Sabemos que um dos resultados de sua escrita sem papas na língua e meios termos
foi uma espécie de cancelamento, orquestrado por boa parte da grande imprensa da época.
E isso num tempo em que a imprensa consistia na principal porta de entrada, fonte de renda
e de visibilidade para os escritores. Depois de sua morte, ocorrida no dia 01 de novembro
de 1922, sua obra caiu num limbo de quase três décadas, com algumas raras tentativas de
reedição e reavivamento de seu nome. Isso não significa, no entanto, que Lima Barreto não
tenha sido reconhecido em vida, muito pelo contrário. Foi dos escritores mais admirados e
respeitados de seu tempo.
Um dos episódios marcantes, mas em hipótese alguma determinante para o
“cancelamento” de Lima Barreto e de sua obra, ocorreu em virtude das críticas pesadas que
o escritor carioca dirigiu aos modernistas de São Paulo.
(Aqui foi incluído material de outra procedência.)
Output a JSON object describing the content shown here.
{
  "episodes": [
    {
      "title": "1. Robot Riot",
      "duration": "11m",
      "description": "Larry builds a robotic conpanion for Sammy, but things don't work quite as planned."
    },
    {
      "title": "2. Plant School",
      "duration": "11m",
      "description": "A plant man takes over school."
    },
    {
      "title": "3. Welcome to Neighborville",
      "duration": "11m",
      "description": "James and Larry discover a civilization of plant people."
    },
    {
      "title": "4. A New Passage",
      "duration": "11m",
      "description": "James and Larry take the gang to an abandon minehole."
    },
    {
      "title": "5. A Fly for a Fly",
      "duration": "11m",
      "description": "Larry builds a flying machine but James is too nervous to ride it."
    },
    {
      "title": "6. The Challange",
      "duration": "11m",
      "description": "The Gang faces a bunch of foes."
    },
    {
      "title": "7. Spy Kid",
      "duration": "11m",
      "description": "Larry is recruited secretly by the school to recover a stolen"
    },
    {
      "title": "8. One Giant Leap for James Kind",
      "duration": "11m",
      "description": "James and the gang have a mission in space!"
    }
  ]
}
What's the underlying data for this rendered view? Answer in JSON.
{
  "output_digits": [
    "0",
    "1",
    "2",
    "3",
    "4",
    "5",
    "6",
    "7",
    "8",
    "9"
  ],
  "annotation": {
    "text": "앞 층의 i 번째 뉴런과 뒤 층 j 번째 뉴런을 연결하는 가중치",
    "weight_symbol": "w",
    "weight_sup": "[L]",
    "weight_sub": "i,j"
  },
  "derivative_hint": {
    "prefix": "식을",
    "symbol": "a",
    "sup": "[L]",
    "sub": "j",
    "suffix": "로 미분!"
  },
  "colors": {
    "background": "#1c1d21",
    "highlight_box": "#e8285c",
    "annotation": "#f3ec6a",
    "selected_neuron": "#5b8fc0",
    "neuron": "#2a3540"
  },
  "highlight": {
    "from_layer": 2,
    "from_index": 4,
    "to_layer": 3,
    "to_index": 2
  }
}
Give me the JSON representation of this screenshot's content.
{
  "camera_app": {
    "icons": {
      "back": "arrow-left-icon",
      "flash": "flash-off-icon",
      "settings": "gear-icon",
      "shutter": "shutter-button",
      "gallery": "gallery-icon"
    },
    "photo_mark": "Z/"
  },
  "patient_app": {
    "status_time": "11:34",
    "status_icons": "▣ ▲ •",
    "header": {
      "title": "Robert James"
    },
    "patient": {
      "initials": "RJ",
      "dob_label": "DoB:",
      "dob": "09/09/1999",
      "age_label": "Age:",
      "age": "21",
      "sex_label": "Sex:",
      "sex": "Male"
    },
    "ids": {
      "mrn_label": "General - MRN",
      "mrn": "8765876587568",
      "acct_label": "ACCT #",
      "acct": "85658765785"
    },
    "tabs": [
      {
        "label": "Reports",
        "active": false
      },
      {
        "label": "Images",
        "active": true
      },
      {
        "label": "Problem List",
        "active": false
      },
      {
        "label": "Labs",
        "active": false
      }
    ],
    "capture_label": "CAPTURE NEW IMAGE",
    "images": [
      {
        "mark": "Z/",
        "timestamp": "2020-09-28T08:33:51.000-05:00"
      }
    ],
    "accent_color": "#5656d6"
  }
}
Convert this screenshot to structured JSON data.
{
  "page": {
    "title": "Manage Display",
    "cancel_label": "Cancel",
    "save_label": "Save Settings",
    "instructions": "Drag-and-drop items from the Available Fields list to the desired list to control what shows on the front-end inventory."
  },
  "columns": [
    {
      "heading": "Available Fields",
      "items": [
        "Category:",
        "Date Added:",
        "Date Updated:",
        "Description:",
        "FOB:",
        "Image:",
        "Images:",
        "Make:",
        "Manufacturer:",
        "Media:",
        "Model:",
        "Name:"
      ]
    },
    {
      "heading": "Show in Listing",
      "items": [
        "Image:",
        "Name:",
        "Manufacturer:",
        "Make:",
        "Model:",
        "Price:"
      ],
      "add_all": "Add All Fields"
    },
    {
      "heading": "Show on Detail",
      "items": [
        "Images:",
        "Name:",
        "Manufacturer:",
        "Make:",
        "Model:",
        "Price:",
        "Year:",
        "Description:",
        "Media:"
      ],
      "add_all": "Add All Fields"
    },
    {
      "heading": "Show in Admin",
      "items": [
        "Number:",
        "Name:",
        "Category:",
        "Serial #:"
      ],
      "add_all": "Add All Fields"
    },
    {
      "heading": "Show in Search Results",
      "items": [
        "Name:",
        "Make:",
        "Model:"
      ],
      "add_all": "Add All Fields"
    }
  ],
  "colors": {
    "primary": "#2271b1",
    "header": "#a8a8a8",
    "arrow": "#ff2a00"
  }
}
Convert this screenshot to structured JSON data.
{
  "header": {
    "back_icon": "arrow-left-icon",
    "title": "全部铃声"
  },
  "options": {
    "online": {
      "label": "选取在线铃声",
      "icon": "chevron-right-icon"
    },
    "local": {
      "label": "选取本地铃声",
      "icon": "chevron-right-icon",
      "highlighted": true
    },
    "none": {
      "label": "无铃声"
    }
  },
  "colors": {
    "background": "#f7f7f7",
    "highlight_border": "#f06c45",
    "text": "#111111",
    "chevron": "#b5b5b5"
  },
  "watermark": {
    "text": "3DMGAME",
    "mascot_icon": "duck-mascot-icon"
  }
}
É um tema já bastante estudado
pela crítica especializada em Lima Barreto e que foi recentemente revisitado pelo escritor
Luiz Ruffato. Num artigo publicado no site rascunho.com.br, Ruffato apresenta uma
correção de data acerca de um dos dois textos que Lima Barreto escreveu contra os
“futuristas de São Paulo”, um mais dirigido, outro nem tanto. Eis o início do artigo:
“Lima Barreto, embora um dos nossos maiores autores, custou a entrar para o
cânone da literatura brasileira. Mas, de uns tempos para cá, graças aos esforços de
vários especialistas, com destaque para a excelente biografia de Lilia Moritz
Schwarcz (Lima Barreto: Triste visionário, 2017), à compilação da obra inédita
feita por Beatriz Resende (Toda crônica, 2004, com Rachel Valença) e à devoção
de Antonio Arnoni Prado (Lima Barreto: uma autobiografia literária, 2012), o
escritor carioca tem ganhado justo e merecido destaque. Um dos motivos pelos
quais Lima Barreto foi relegado ao limbo pela crítica deveu-se à sua aberta rejeição
aos “futuristas”. Neste artigo, tento lançar novas luzes sobre essa controvérsia”. 1
Antes de analisarmos o artigo em si precisamos fazer uma pequena digressão
sentimental, sobretudo em respeito à memória de nosso combatente Lima Barreto. Se
quisermos realmente manter viva a chama inconformista do autor, principalmente contra os
“mandarinatos literários” e as panelinhas de toda a espécie, temos que assumir os riscos por
dizer coisas não muito agradáveis como, por exemplo, pedir para as pessoas que forem
estudar o autor de “Triste fim de Policarpo Quaresma” tomarem muito cuidado com o livro
“Lima Barreto: Triste visionário”, escrito pela pesquisadora Lilia Schwarcz. O que Ruffato
chama de “excelente biografia” na verdade é um livro extremamente problemático, pra
dizer o mínimo. Lima Barreto, com certeza, usaria adjetivos muito mais contundentes. Mas
estamos numa época por demais agudizada, então vamos de problemático mesmo.

1
Disponível em https://rascunho.com.br/ensaios-e-resenhas/lima-barreto-contra-os-futuristas/. Consulta feita
em 18 de dezembro de 2020.
O livro, em sua essência, é pobre, paupérrimo, apesar das suas mais de seiscentas
páginas. O tom apaixonado, emotivo, devotado até, com o qual a autora narra todo aquele
material; a quantidade enorme de informações históricas, notas de rodapé, referências
bibliográficas, a preeminência da questão racial, tudo isso pode escamotear a precariedade
do trabalho. Com exceção dos capítulos iniciais, sobretudo acerca das genealogias da mãe e
do pai do escritor, que ganharam mais elementos de valor histórico importante, o
biografado continua praticamente o mesmo que já conhecíamos do livro “A vida de Lima
Barreto”, escrito em 1952, por Francisco de Assis Barbosa. Tal precariedade fica apenas
latente, invisível, para a grande maioria das pessoas que leram o livro, ou que vierem a ler,
mas é algo gritante para quem estuda a obra de Lima Barreto há bastante tempo.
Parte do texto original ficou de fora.